After a while, I got a timeout and this will then be translated into an error during the registration phase of my BareMetalHost resource.

Does somebody have any clue why this happens?

Rozzii commented 1 year ago

/cc @Rozzii I will take a look also later, IMO it won't be a bug it looks like credential misconfiguration. I will remove the bug label and add question instead.

Rozzii commented 11 months ago

I have no idea about this I still think this is a misconfiguration. /help

metal3-io-bot commented 11 months ago

@Rozzii: This request has been marked as needing help from a contributor.

Please ensure the request meets the requirements listed here.

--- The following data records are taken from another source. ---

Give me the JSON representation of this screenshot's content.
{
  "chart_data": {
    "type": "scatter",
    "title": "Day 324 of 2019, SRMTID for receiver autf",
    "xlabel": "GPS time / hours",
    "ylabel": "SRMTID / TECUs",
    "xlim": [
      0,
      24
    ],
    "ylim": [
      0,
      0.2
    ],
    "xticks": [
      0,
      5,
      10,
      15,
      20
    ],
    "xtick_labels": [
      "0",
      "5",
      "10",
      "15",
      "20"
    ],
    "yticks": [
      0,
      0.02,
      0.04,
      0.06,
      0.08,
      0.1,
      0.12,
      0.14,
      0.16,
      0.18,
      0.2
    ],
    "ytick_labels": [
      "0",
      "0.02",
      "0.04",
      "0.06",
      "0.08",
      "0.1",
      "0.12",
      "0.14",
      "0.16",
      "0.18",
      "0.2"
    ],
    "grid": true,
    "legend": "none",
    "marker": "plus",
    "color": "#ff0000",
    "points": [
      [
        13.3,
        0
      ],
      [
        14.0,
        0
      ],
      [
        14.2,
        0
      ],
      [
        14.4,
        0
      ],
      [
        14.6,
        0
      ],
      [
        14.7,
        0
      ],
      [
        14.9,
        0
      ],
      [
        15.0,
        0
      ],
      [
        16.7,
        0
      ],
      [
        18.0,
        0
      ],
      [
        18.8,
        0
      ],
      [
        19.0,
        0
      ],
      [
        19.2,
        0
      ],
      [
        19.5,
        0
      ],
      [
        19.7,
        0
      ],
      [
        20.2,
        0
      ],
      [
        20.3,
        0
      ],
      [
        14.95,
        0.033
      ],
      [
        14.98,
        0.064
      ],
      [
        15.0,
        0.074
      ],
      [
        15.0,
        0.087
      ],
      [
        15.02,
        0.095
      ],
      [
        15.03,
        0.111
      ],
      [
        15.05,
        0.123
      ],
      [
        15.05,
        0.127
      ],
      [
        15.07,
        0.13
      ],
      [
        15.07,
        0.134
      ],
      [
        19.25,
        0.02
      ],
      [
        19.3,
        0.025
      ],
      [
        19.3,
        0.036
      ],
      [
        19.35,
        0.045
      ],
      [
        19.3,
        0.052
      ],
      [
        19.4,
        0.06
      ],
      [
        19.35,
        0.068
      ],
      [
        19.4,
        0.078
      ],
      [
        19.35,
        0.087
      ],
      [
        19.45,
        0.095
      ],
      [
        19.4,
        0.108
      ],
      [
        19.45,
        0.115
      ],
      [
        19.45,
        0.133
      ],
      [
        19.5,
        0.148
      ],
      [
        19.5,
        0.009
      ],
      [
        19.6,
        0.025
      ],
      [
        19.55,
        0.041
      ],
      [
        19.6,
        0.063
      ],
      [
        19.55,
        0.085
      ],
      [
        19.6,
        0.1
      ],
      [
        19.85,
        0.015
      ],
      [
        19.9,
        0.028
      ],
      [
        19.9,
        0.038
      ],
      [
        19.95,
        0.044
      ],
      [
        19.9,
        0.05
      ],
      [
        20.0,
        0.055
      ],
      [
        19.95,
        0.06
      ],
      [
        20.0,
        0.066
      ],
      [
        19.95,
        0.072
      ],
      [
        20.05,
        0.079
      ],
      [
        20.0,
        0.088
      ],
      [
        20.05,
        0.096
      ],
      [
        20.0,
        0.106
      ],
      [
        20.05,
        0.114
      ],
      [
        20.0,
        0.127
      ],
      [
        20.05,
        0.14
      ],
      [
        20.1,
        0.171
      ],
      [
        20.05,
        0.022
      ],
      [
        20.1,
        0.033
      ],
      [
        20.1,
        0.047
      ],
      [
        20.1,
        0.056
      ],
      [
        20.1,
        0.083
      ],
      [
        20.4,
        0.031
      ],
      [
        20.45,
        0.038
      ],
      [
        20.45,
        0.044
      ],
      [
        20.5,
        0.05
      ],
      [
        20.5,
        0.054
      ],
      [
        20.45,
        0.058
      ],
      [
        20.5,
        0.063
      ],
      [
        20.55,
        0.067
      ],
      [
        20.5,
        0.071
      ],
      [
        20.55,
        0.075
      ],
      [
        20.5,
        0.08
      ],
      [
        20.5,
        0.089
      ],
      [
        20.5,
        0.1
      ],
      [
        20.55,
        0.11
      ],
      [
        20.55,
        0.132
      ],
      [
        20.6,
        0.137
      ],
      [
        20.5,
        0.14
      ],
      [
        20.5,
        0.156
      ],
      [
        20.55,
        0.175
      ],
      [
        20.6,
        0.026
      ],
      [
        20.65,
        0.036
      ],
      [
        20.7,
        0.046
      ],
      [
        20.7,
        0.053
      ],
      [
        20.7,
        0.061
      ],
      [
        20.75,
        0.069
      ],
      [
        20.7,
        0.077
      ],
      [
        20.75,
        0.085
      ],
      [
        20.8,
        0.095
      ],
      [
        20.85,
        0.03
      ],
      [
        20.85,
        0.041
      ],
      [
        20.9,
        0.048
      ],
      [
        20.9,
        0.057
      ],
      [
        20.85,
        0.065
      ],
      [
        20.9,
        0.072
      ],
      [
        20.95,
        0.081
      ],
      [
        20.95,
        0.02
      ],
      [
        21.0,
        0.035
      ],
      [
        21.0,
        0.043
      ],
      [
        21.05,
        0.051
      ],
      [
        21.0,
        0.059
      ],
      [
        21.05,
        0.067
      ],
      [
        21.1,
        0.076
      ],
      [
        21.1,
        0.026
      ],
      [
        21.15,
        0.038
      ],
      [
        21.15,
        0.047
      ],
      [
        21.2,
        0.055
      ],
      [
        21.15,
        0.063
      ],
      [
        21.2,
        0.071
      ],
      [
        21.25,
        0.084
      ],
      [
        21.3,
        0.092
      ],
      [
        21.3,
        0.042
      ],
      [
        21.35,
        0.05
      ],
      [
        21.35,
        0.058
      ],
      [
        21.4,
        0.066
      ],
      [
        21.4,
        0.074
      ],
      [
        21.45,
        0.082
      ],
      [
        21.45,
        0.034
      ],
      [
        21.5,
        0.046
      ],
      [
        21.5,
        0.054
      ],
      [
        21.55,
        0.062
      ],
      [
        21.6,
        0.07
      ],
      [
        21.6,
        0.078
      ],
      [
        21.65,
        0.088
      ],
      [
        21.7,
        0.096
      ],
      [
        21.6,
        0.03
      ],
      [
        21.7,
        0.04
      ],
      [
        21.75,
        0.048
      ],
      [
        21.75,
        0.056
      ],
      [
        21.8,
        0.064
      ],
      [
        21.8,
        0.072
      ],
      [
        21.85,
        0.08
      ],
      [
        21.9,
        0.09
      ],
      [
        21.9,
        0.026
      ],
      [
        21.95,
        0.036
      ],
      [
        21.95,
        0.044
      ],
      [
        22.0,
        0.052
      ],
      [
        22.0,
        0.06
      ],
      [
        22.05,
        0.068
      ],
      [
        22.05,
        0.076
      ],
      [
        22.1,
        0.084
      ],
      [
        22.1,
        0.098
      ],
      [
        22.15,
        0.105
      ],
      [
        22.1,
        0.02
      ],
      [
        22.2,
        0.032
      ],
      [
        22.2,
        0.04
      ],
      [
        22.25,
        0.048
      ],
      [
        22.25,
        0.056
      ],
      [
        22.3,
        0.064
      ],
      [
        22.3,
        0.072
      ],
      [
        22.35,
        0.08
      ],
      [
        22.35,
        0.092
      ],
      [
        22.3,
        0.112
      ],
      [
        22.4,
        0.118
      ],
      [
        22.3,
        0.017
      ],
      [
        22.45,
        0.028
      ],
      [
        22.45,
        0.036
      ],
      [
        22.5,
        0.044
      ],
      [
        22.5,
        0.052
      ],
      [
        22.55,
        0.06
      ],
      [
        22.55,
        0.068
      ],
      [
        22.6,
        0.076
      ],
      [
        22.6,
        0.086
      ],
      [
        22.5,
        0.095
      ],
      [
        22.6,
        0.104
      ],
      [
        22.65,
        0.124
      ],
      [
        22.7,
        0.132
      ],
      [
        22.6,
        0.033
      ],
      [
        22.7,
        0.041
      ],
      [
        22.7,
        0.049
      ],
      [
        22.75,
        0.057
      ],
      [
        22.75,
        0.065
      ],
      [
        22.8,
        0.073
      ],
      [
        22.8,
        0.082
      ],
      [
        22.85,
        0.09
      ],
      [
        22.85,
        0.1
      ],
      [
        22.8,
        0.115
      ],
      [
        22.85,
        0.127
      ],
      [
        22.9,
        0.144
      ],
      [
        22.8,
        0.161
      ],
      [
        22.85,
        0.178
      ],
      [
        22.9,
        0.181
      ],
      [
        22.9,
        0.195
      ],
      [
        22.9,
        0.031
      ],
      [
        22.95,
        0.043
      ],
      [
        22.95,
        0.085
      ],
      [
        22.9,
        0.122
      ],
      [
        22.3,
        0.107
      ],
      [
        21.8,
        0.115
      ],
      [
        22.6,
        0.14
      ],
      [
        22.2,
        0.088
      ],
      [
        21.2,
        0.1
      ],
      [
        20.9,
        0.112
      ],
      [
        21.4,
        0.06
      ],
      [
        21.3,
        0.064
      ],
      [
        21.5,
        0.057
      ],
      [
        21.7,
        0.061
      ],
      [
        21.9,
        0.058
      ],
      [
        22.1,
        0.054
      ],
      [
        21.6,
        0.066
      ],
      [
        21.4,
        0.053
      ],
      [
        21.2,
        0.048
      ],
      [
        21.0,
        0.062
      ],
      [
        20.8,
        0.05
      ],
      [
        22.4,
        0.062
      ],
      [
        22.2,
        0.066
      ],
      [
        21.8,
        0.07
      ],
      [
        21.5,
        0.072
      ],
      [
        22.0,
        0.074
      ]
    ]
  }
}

If this request no longer meets these requirements, the label can be removed by commenting with the /remove-help command.

In response to [this](https://github.com/metal3-io/baremetal-operator/issues/1339): >I have no idea about this I still think this is a misconfiguration. >/help Instructions for interacting with me using PR comments are available [here](https://git.k8s.io/community/contributors/guide/pull-requests.md). If you have questions or suggestions related to my behavior, please file an issue against the [kubernetes/test-infra](https://github.com/kubernetes/test-infra/issues/new?title=Prow%20issue:) repository.
fracappa commented 11 months ago

The problem was I didn't specify BMC credentials encoded in base64 and as such ironic decoded the plaintext credentials resulting in encoding problems. By encoding credentials I solved the problem.